For those who are heavy users of acrylics paints, Michael's is currently having a sale on all 2 oz bottles, they are having a deal where you can get 3 bottles for a dollar, or one for $.33 and best yet there is no limit. I went and picked up 15 bottles last night to stock up for the year. also noticed that their larger bottles were $.75 each.


----------



## paulcav151 (Dec 3, 2009)

*And an add'l 10% with Competitors Coupon*

I was there today, and that is a great deal. But be careful as the Gloss and Glow in the Dark are not part of the sale as I foound out at checkout.
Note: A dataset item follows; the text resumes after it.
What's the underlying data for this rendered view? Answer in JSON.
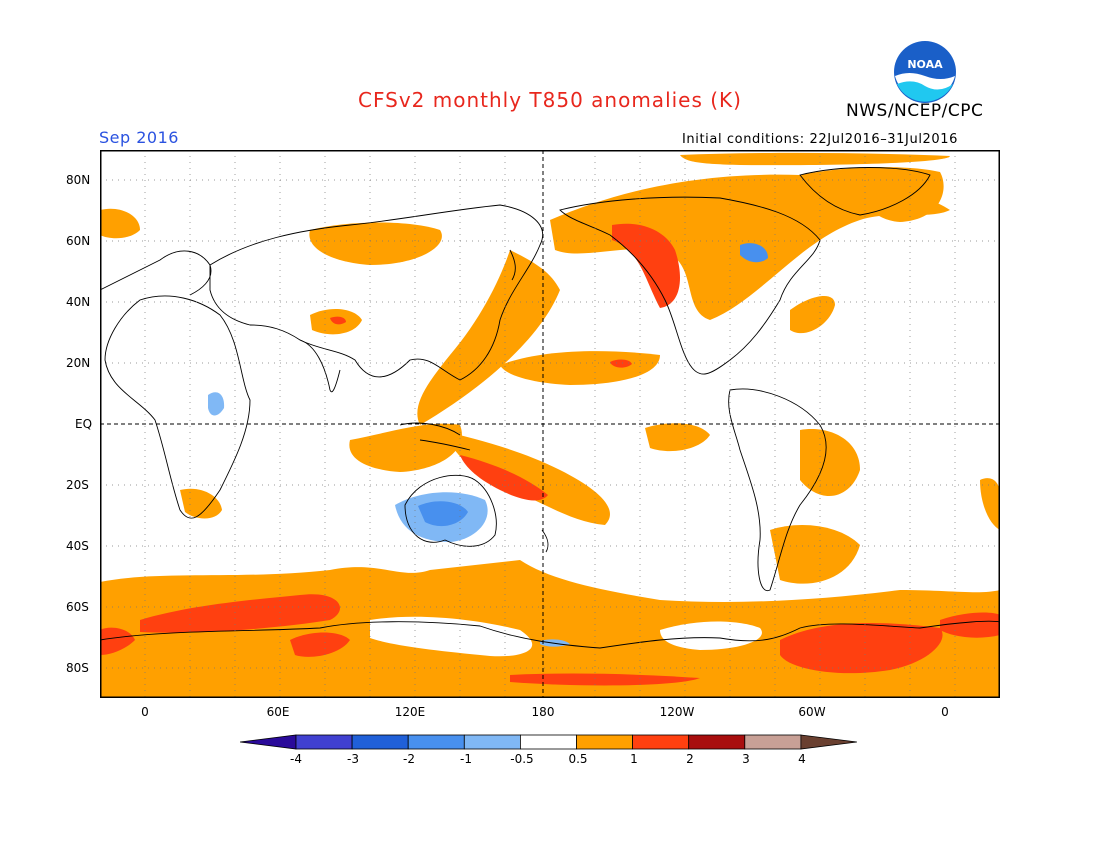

Also, at least at my store here in Western NY, this week only, they are accepting competitors coupons and giving an additional 10%., I went there with a 50% off coupon from Joanne, and got 60% off a $25 paint thinner I use. It came to $10!


----------



## pntball727 (Sep 25, 2009)

yeah, I did not know about that minor detail, i followed the signs on the paint isle here in Phoenix and only grabbed flat colors and non fluorescent paints. mainly stocked up on earth tones, blacks reds, and what ever else looked cool, but a great deal none the less, cant find paint for $.33 a bottle often.


----------



## The Reapers WS6 (Oct 7, 2009)

*Good find!!*


----------